Unheard-Of New York Town Finally Serves Booze After 80 Years, About to Be Lit


The tiny, unknown town of Neversink, New York, has finally pried itself from under the oppressive throes of Prohibition and served its first drop of liquor for the first time since 1935. It’s about to be a problem in Neversink, New York.

For all those long and sober decades, Neversink operated under a dry law that banned the sale of alcohol in restaurants and stores (eight other New York towns still prohibit liquor). But as of the November elections—after the passing of two propositions—booze became legal to sell in the area.

The first drink in Neversink was served at the Eureka Market & Café to a resident named Kenny Curry, whose dad was allegedly “one of the last to order a beer at a bar in Neversink,” according to the Times-Herald Record, which happily reports:

Grahamsville resident Kenny Curry wore a blazer for the special event, as he was served the first beer sold in the Town of Neversink in 80 years.
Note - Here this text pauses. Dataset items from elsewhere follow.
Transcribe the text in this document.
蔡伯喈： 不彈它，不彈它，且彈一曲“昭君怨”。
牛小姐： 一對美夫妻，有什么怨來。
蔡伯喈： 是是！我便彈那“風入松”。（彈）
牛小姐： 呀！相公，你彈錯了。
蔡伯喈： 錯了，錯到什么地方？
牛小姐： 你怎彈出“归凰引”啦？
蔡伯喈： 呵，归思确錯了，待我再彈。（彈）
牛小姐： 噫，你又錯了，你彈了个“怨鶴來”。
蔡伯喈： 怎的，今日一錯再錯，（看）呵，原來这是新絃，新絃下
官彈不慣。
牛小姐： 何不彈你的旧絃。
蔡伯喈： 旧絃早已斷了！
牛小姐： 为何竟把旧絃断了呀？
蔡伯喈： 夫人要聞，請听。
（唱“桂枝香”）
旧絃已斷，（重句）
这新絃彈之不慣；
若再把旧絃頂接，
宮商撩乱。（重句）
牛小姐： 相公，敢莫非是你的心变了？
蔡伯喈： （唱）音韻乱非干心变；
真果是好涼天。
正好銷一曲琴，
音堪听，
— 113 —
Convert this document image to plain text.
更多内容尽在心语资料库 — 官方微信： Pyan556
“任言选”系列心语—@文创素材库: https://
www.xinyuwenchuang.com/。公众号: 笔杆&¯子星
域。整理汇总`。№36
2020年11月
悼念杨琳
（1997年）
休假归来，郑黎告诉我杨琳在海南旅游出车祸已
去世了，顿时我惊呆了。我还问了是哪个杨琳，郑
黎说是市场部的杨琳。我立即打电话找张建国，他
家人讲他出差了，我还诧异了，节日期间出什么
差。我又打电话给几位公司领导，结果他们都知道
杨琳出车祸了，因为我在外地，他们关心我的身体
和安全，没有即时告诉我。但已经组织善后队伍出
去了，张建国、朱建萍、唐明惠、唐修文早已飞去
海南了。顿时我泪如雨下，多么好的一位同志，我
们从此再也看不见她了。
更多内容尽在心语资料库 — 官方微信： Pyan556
Eureka Market & Café owner Jennifer Grimes proudly poured Curry a bottle of Trout Town Eagle IPA from the Roscoe Beer Company as about 20 supporters cheered and applauded.

Having spent three years campaigning to lift the archaic ban, Grimes applied for a liquor license the day after the vote came down.

The beer trucks came Wednesday, and the wine was delivered at 12:22 p.m. Thursday, just a few hours before the first drinks were served at 3 p.m.

Toast to Neversink. May it never sink.